Nevertheless, hope cannot be lost. Where the likes of Mozart, Barber, Debussy, and Wagner once tread, a new trail is blazed for the likes of orchestral composers who want to make their mark on the modern era. Though concert halls are still filled with the haunting melodies of the past, some composers today have another, newer way to showcase their talent- on the silver screen.

Each year, one of my favorite categories at the Academy Awards is Best Original Score. As a semi-retired soprano and classical music enthusiast, I am often entranced by the broad palate that many of these artists sample from. In the score to a movie, you may hear a sweeping melody reminiscent of Gershwin or a time signature that sparks the memory of early Purcell. In every score that I encounter, I am moved by the innovation that each composer takes to create the perfect atmosphere for a film, and I marvel at what ideas must have hatched from composers of days long gone.

Whether you are a film buff or a music maniac, here are five scores that are not to be missed during this Oscar Season:

5. Interstellar- Hans Zimmer

Zimmer is a staple in the score industry, and for good reason. Although he’s been composing for decades, he always manages to hit the right note when it comes to capturing a film’s unique atmosphere. His score for Interstellar is no exception. With a full bodied sound, Zimmer evokes the mystery of the Universe with a touch of human humility. A rare combination!

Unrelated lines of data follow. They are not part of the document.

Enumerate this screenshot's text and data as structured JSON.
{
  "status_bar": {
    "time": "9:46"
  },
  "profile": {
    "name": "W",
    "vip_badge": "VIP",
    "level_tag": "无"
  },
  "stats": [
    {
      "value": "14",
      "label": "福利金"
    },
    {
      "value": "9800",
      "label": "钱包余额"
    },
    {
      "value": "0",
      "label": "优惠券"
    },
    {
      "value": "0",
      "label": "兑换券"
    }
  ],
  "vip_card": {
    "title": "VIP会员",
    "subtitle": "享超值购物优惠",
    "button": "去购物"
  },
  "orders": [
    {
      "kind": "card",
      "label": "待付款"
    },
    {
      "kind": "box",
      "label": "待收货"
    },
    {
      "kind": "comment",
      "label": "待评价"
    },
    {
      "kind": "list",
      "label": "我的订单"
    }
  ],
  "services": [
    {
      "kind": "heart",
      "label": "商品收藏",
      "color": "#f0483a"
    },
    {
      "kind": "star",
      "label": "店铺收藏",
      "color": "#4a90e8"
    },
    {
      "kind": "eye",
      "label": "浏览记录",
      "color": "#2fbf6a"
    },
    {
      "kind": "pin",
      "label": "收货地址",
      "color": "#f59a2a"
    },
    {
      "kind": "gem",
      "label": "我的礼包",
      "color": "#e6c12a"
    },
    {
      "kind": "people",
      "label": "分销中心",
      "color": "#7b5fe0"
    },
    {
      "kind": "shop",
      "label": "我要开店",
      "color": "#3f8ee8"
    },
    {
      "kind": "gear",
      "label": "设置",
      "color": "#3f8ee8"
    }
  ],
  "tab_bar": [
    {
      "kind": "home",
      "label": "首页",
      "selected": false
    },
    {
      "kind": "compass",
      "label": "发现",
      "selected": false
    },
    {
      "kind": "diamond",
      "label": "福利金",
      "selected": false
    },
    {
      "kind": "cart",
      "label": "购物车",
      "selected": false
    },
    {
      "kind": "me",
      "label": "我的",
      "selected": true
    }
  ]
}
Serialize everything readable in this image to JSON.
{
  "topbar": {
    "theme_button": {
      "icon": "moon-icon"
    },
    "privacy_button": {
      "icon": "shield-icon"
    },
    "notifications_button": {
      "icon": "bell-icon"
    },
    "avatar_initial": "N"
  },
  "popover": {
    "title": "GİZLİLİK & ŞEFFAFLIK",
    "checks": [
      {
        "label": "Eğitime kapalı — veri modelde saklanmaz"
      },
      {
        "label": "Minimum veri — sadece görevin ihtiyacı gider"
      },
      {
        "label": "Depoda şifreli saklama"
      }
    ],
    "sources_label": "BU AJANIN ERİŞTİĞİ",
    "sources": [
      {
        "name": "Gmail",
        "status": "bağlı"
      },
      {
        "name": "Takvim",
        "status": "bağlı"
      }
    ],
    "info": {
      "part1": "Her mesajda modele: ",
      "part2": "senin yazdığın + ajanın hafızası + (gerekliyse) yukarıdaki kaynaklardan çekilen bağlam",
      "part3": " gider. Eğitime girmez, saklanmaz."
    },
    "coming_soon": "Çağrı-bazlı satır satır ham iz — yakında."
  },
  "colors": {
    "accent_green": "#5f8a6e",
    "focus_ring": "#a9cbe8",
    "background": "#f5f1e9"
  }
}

4. The Grand Budapest Hotel- Alexandre Desplat

A personal favorite, Desplat is perhaps one of the most diverse composers in film today. A frequenter of Wes Anderson’s vision, Desplat takes on the task of capturing Anderson’s quirky direction with his own melodic twist. Militant percussion and racing time signatures help to put the listener in the seat of a hilarious and heartfelt story.

3. Fury-  Steven Price

Though Price mysteriously got no love for his sensational work, the score to Fury packs an emotional punch. Squealing strings relay the horror and anxiety of war while swelling towards its hopeful conclusion. I am sucker for beautiful choral work as well, and I have to say that Fury caters to that in spades.

2. The Theory of Everything- Johann Johannson

When it comes to art, no one does it like the Icelandic people, and composition is no exception. This is a bright and fruitful score, evoking ideas of invention and persistence in shades of strings and winds. It is a difficult task to serve a story as incredible as Stephen Hawking’s with the proper beauty. The awards are tending to agree that Johannson’s score is not just a perfect accompaniment to The Theory of Everything, it is also an asset.

1. The Imitation Game- Alexandre Desplat

The first thing that I was blown away by while watching The Imitation Game was the score, and I was very pleased to see it nominated for the Academy Awards. An entirely different style from his work with Wes Anderson, Desplat uses Xylophone and bells to arouse a certain air of curiosity to a very curious story. It is inspiring and haunting, a memory that remains ingrained within you long after the film has ended.

The delight of film and the power of music go hand in hand. While modern composers still rise above the burden of synthesized pop sensations, it is refreshing to see that gorgeous orchestral scores are welcomed into the arms of every listener, both trained and untrained. Music’s main goal has always been to help us connect with our emotions. When worlds collide and the magic of film makes the lessons from our favorite composers come alive for all audiences, it is exhilarating to see that the goal remains intact.